UN CAMOUFLET POUR MOSCOU
 
La victoire du Français est sans surprise, compte tenu du soutien affiché des Américains, des Japonais, des Chinois et des Indiens, mais le faible score de M. Tosovsky est un camouflet pour la Russie.
 
Moscou se posait en porte-parole des nombreux pays qu'exaspère la mainmise des pays riches sur le FMI, mais ses 2,70 % de droits de vote semblent avoir été rejoints seulement par les 3,12 % d'un groupe de pays asiatiques où figurent l'Indonésie, le Myanmar et la Malaisie, pays qui ne portent pas le Fonds dans leur coeur depuis la crise de 1998.
 
Bien sûr, M. Strauss-Kahn l'a emporté parce qu’a fonctionné, à son profit, l'emprise américano-européenne sur le Fonds et la Banque mondiale. Pourtant, les « cent mille kilomètres » d'avion parcourus en deux mois et sa campagne électorale menée tambour battant ont porté leurs fruits.

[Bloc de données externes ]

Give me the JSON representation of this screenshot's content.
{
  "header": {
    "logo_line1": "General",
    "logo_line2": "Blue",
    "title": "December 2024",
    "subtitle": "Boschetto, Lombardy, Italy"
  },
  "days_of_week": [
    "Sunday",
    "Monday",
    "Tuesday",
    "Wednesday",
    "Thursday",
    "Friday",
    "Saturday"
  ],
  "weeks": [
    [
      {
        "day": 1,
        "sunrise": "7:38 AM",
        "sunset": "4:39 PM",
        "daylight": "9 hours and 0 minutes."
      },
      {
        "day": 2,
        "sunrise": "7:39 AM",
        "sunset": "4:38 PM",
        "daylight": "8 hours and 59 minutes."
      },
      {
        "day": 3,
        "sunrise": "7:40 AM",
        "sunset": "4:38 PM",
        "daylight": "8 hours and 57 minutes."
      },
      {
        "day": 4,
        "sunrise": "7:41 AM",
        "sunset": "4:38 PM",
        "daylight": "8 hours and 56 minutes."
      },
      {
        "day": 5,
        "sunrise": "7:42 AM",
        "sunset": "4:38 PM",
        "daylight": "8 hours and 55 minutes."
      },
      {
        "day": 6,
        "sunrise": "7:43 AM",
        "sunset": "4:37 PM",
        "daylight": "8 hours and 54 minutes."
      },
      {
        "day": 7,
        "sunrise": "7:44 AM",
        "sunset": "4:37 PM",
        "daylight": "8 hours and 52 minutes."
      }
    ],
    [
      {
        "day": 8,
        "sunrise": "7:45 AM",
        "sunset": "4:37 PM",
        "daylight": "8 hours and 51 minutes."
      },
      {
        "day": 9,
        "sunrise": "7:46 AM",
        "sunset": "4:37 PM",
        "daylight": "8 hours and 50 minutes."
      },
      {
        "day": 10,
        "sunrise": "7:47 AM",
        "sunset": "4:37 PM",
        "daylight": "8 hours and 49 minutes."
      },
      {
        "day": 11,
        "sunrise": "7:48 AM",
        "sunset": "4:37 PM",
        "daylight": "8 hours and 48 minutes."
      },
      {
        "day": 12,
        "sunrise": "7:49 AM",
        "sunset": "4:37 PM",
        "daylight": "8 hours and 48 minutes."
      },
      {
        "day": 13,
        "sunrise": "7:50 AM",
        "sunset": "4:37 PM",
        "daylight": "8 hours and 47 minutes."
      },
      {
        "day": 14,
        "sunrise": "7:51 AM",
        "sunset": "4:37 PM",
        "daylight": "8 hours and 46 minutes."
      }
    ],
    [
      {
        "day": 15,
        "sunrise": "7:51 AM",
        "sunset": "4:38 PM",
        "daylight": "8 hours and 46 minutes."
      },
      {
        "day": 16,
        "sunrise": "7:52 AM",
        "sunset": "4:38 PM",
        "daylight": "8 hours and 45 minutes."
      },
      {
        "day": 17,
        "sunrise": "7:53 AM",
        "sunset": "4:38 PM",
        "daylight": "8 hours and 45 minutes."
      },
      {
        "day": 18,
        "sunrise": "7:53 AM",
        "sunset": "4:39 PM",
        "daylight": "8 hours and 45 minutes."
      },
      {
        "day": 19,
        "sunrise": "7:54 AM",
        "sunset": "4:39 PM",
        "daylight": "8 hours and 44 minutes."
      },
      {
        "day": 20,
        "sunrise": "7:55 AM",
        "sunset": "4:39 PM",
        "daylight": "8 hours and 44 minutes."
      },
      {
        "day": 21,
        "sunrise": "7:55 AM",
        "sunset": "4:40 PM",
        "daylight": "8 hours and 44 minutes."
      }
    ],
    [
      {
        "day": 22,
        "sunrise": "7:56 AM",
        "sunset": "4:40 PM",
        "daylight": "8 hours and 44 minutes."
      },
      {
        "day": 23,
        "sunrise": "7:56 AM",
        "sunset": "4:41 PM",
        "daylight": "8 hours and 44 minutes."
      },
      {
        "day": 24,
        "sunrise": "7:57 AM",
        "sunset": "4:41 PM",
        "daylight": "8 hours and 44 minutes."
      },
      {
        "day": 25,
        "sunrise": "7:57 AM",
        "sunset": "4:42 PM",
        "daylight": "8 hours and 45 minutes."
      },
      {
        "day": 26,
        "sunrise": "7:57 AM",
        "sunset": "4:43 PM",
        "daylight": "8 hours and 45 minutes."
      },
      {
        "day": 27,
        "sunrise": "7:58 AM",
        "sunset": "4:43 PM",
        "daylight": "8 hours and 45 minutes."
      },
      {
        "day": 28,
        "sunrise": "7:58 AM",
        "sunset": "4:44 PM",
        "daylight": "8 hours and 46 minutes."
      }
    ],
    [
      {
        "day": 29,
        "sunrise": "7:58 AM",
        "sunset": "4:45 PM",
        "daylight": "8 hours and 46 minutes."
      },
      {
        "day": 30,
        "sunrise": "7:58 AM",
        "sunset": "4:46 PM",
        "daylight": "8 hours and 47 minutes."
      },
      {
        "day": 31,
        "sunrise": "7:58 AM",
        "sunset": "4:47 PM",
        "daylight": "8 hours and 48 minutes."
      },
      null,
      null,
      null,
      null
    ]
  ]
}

Il a désamorcé la rhétorique russe en affirmant, de Pékin à Brasilia, sa détermination à donner une plus grande place aux pays en développement dans le fonctionnement du FMI. Il a promis de tenir compte des spécificités des pays et de leur prescrire des thérapeutiques respectant leurs politiques sociales.
 
Le ralliement à sa candidature du brésilien Lula et surtout celui de l'Argentin Kirchner, tous deux pressés par le Vénézuélien Hugo Chavez de rejoindre une hypothétique « Banque du Sud » pour contrer le FMI et la Banque mondiale, ont signé l'échec de la manœuvre russe.
 
Le nouveau directeur général sait que la réforme des droits de vote, le redressement financier et le repositionnement d'un FMI en crise de légitimité figurent en tête de son agenda. Dans un communiqué, il s'est dit « déterminé à engager sans tarder les réformes dont le FMI a besoin pour mettre la stabilité financière au service des peuples en favorisant la croissance et l'emploi ».